Our model predicts an average LME three-month tin price of $16,120 per tonne in March compared with a month-to-date average of $15,486 per tonne. This suggests that tin prices could move higher from here.

Supply/demand

The World Bureau of Metal Statistics (WBMS) estimates the global refined tin market was essentially balanced in 2019. This compares with a deficit of roughly 9,000 tonnes in 2018.

The International Tin Association (ITA), meanwhile, estimates there will have been an 8,500-tonne deficit for the whole of 2019, while Fastmarkets analysts estimate a smaller deficit of 5,000 tonnes for last year.

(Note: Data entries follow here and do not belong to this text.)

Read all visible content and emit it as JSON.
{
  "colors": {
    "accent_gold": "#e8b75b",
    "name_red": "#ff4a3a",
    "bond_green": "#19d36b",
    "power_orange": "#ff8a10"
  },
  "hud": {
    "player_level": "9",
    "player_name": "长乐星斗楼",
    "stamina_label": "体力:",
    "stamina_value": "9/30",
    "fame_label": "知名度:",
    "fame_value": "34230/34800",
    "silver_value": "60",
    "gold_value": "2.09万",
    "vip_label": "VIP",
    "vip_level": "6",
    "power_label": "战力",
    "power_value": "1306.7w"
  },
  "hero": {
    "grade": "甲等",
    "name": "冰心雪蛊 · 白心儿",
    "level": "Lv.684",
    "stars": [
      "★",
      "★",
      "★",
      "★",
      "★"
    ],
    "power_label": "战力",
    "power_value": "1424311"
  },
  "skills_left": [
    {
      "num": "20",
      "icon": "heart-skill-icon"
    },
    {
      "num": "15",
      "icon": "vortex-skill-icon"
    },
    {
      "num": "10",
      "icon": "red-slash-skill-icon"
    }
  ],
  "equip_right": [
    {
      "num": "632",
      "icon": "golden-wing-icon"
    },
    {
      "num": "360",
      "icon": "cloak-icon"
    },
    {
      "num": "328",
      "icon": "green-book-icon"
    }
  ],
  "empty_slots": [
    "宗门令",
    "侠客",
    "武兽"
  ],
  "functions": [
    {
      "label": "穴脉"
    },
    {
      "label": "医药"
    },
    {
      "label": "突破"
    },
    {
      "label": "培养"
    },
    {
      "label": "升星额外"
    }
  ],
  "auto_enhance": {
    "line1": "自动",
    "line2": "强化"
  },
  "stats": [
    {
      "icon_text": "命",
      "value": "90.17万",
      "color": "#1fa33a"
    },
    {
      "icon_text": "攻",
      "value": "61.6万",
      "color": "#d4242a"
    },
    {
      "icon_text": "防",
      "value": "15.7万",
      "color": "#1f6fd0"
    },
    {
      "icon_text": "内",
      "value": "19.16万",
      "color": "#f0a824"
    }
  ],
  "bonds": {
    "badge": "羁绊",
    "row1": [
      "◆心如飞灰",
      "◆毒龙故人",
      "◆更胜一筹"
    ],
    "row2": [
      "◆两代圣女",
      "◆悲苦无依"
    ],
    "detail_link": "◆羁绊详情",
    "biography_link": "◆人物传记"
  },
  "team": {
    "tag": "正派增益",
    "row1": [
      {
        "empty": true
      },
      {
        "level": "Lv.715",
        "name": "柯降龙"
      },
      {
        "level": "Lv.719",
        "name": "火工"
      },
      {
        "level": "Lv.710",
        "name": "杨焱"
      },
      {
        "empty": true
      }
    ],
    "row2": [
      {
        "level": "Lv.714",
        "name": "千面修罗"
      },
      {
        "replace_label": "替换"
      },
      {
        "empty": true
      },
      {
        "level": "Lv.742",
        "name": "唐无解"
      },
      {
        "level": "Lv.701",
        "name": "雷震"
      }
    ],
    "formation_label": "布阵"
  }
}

For 2020, Fastmarkets expects a deficit of 7,000 tonnes - although we could revise it lower due to the economic impact of the 2019-nCoV outbreak. And the ITA forecasts a deficit of slightly below 2,000 tonnes, acknowledging that the market could swing into a surplus should the virus “really start affecting supply chains.”

Conclusion
The disorderly sell-off in LME tin has been driven by forced liquidation amid illiquid trading conditions rather than by a negative change in fundamental dynamics, in our view. We now think that the sell-off has run its course and that tin prices could move higher into the end of the month. We expect firmer tin prices in the second quarter thanks to a deeper deficit underpinned by a rebound in refined tin consumption in China.

Trading positioning
We do not have a hypothetical trading position for tin.



All trades or trading strategies mentioned in the report are hypothetical, for illustration only and do not constitute trading recommendations.